Segundo Bruto da Costa, o atual governo cortou “nos impostos e nas ideias do PS para a região”.

“Nesses cortámos, de certeza, porque o caminho que nos trouxeram foi de irresponsabilidade”, vincou.

“Se não fosse este governo, os Açores não estariam melhores”, insistiu, destacando o “apoio aos juros da habitação”, previstos no orçamento para 2023.

O deputado observou ainda que “a ação deste governo já devolveu 140 milhões de euros em impostos que deixaram de ser cobrados”.

Quanto ao Plano e Orçamento, que vão ser debatidos e votados no plenário que hoje começou, Bruto da Costa considerou serem “documentos fundamentais para os Açores enfrentarem tempos difíceis e encontrar soluções para o futuro, que permitam aos Açores debelar a crise internacional”.

“São documentos que têm a credibilidade e o realismo necessários para dar às famílias e empresas as respostas necessárias.
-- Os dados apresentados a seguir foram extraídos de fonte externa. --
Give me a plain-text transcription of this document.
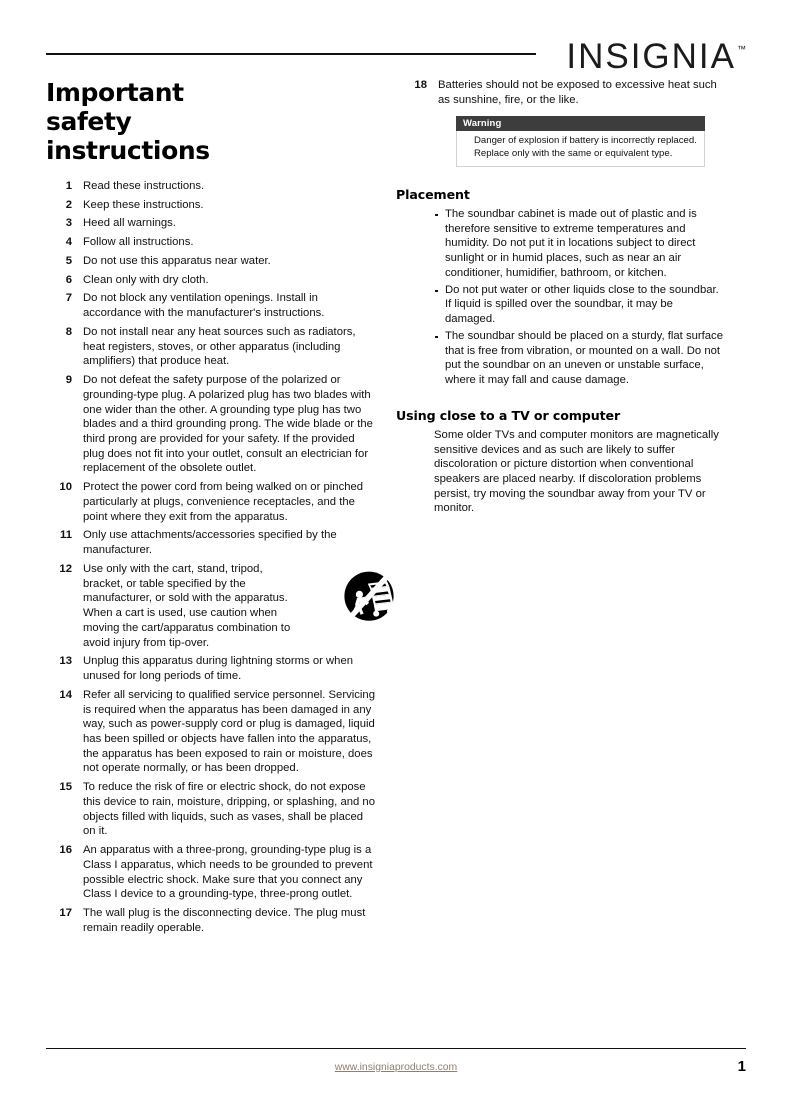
INSIGNIA™
Important safety instructions
1 Read these instructions.
2 Keep these instructions.
3 Heed all warnings.
4 Follow all instructions.
5 Do not use this apparatus near water.
6 Clean only with dry cloth.
7 Do not block any ventilation openings. Install in accordance with the manufacturer's instructions.
8 Do not install near any heat sources such as radiators, heat registers, stoves, or other apparatus (including amplifiers) that produce heat.
9 Do not defeat the safety purpose of the polarized or grounding-type plug. A polarized plug has two blades with one wider than the other. A grounding type plug has two blades and a third grounding prong. The wide blade or the third prong are provided for your safety. If the provided plug does not fit into your outlet, consult an electrician for replacement of the obsolete outlet.
10 Protect the power cord from being walked on or pinched particularly at plugs, convenience receptacles, and the point where they exit from the apparatus.
11 Only use attachments/accessories specified by the manufacturer.
12 Use only with the cart, stand, tripod, bracket, or table specified by the manufacturer, or sold with the apparatus. When a cart is used, use caution when moving the cart/apparatus combination to avoid injury from tip-over.
13 Unplug this apparatus during lightning storms or when unused for long periods of time.
14 Refer all servicing to qualified service personnel. Servicing is required when the apparatus has been damaged in any way, such as power-supply cord or plug is damaged, liquid has been spilled or objects have fallen into the apparatus, the apparatus has been exposed to rain or moisture, does not operate normally, or has been dropped.
15 To reduce the risk of fire or electric shock, do not expose this device to rain, moisture, dripping, or splashing, and no objects filled with liquids, such as vases, shall be placed on it.
16 An apparatus with a three-prong, grounding-type plug is a Class I apparatus, which needs to be grounded to prevent possible electric shock. Make sure that you connect any Class I device to a grounding-type, three-prong outlet.
17 The wall plug is the disconnecting device. The plug must remain readily operable.
18 Batteries should not be exposed to excessive heat such as sunshine, fire, or the like.
Warning

Danger of explosion if battery is incorrectly replaced.

Replace only with the same or equivalent type.

Placement
The soundbar cabinet is made out of plastic and is therefore sensitive to extreme temperatures and humidity. Do not put it in locations subject to direct sunlight or in humid places, such as near an air conditioner, humidifier, bathroom, or kitchen.
Do not put water or other liquids close to the soundbar. If liquid is spilled over the soundbar, it may be damaged.
The soundbar should be placed on a sturdy, flat surface that is free from vibration, or mounted on a wall. Do not put the soundbar on an uneven or unstable surface, where it may fall and cause damage.
Using close to a TV or computer

Some older TVs and computer monitors are magnetically sensitive devices and as such are likely to suffer discoloration or picture distortion when conventional speakers are placed nearby. If discoloration problems persist, try moving the soundbar away from your TV or monitor.

www.insigniaproducts.com	1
Essa credibilidade resulta, desde logo, dos pareceres dos parceiros sociais”, assinalou.

Para o deputado, o governo regional “esteve à altura”.

“Estes documentos provam que este governo regional assume, perante os açorianos, a responsabilidade de apresentar as medidas que nos permitirão olhar para as dificuldades com realismo e confiança no futuro”, asseverou.

São “documentos que têm como vetor fundamental a questão da responsabilidade”, frisou.

O Orçamento dos Açores para 2023, de cerca de 1,9 mil milhões de euros, começou hoje a ser debatido no plenário da Assembleia Legislativa Regional, onde a votação final global deve acontecer na quinta ou na sexta-feira.

A Assembleia Legislativa dos Açores é composta por 57 deputados e, na atual legislatura, 25 são do PS, 21 do PSD, três do CDS-PP, dois do PPM, dois do BE, um da Iniciativa Liberal, um do PAN, um do Chega e um deputado independente (eleito pelo Chega).

PSD, CDS-PP e PPM, que juntos representam 26 deputados, assinaram um acordo de governação.

A coligação assinou ainda um acordo de incidência parlamentar com o Chega e com o deputado independente Carlos Furtado (ex-Chega) e o PSD um acordo com a IL.